I understand the concept of sleep or delay are for good reasons frown upon by the Erlang community. Process.send_after/4 is an excellent alternative in most cases and allows for maximum 1ms precision (so does the underlying Erlang erlang:send_after call). Yet, 1ms is an eternity for my application.

I am writing time-aware code where events must happen NOT before some point in time. The precise delay amount is not crucial, it just needs to be roughly consistent and in the range of tens of microseconds at the most. The solution should also scale easily to 10k+ concurrent timers at the beginning.
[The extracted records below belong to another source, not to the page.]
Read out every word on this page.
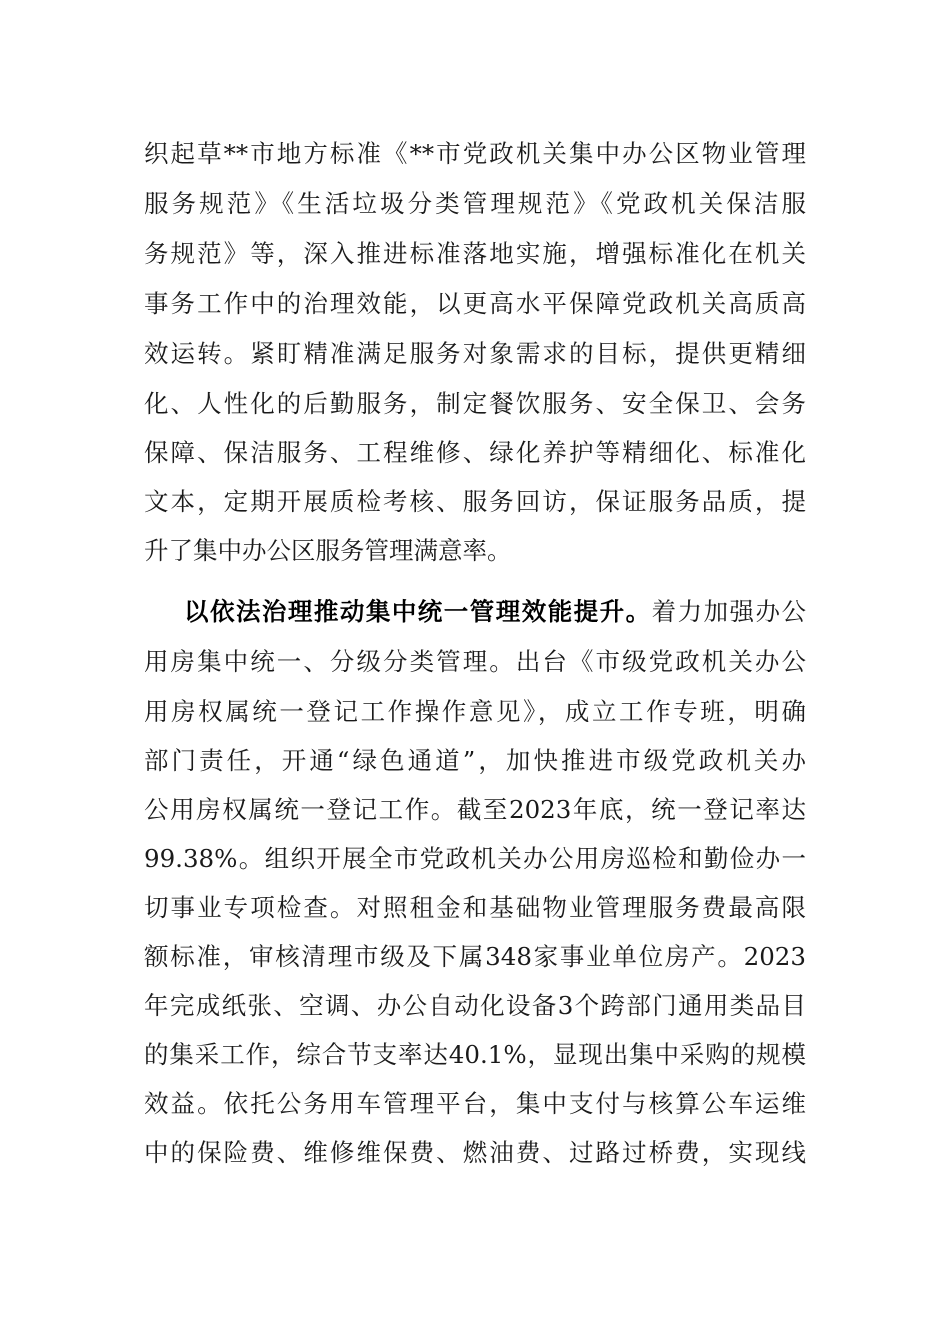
织起草**市地方标准《**市党政机关集中办公区物业管理
服务规范》《生活垃圾分类管理规范》《党政机关保洁服
务规范》等，深入推进标准落地实施，增强标准化在机关
事务工作中的治理效能，以更高水平保障党政机关高质高
效运转。紧盯精准满足服务对象需求的目标，提供更精细
化、人性化的后勤服务，制定餐饮服务、安全保卫、会务
保障、保洁服务、工程维修、绿化养护等精细化、标准化
文本，定期开展质检考核、服务回访，保证服务品质，提
升了集中办公区服务管理满意率。
以依法治理推动集中统一管理效能提升。着力加强办公
用房集中统一、分级分类管理。出台《市级党政机关办公
用房权属统一登记工作操作意见》，成立工作专班，明确
部门责任，开通“绿色通道”，加快推进市级党政机关办
公用房权属统一登记工作。截至2023年底，统一登记率达
99.38%。组织开展全市党政机关办公用房巡检和勤俭办一
切事业专项检查。对照租金和基础物业管理服务费最高限
额标准，审核清理市级及下属348家事业单位房产。2023
年完成纸张、空调、办公自动化设备3个跨部门通用类品目
的集采工作，综合节支率达40.1%，显现出集中采购的规模
效益。依托公务用车管理平台，集中支付与核算公车运维
中的保险费、维修维保费、燃油费、过路过桥费，实现线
There are a few options (that come to my mind) to achieve sub-millisecond timing:

The naive one would be a dirty nif & scheduler in combination with POSIX nanosleep. There is two issues with this approach. No form of sleep is scalable. When context switch happens, there is roughly 30 microsecond lag completely defeating the nano part of nanosleep.
Using standard nif and POSIX set_time. The nif is only called once to set up the timer. The Elixir process that started the nif starts receiving messages in consistent time intervals (either from a SIGEV_SIGNAL signal handler or another pthread within the nif). With 50 microsecond delay, however, this amounts to roughly 4M reductions on the timer process.
To implement a native send_after_microseconds only this time utilizing a ring buffer. At this point, this is the solution I am the most inclined towards as it would not spam nearly as many messages.
Introduce a yet another type of scheduler to Erlang dedicated to time critical operations.

Has anyone faced a similar problem? Any hints as in efficiency or further options would be highly appreciated! Below is the preliminary code for option 2.

Cheers,

Martin

defmodule Clock do
  use GenServer
  require Logger

  @on_load :load_nifs

  def load_nifs() do
    :ok = :erlang.load_nif('priv/c/clock', 0)
  end

  def start_link(_arg) do
    GenServer.start_link(__MODULE__, :ok, name: Clock)
  end

  def send_after(pid, term, ticks) do
    GenServer.cast(Clock, {:send, pid, term, ticks})
  end

  def get_time() do
    GenServer.call(Clock, :get_time)
  end

  def init(_arg) do
    Logger.debug("starting clock")
    Process.flag(:priority, :high)
    send_every(:tick, 50)
    {:ok, {0, []}}
  end

  def handle_info(:tick, {tick, []}) do
    {:noreply, {tick + 1, []}}
  end

  def handle_info(:tick, {tick, [head | tail]}) do
    Enum.each(head, fn {pid, term} -> send(pid, {tick, term}) end)
    {:noreply, {tick + 1, tail}}
  end

  def handle_cast({:send, pid, term, ticks}, {tick, buffer}) do
    new_buffer =
      case length(buffer) - ticks do
        -1 ->
          buffer ++ [[{pid, term}]]

        rem when rem < 0 ->
          buffer ++ List.duplicate([], -1 - rem) ++ [[{pid, term}]]

        _ ->
          List.update_at(buffer, ticks, &(&1 ++ [{pid, term}]))
      end
      
    {:noreply, {tick, new_buffer}}
  end

  def handle_call(:get_time, _from, {tick, _} = status) do
    {:reply, tick, status}
  end

  defp send_every(_term, _micros) do
    raise "clock NIF library not loaded"
  end
end

dimitarvp · January 23, 2019, 1:20pm

That doesn’t answer your question in a satisfying way but at least it contains an explanation:

http://erlang.org/pipermail/erlang-questions/2007-March/025680.html

There’s an Erlang module code proposed several answers later but I am not seeing it addressing microsecond delays directly. You can always use :timer.tc and implement your own loop of course (using :erlang.yield). That’s probably your best bet for a non-NIF solution.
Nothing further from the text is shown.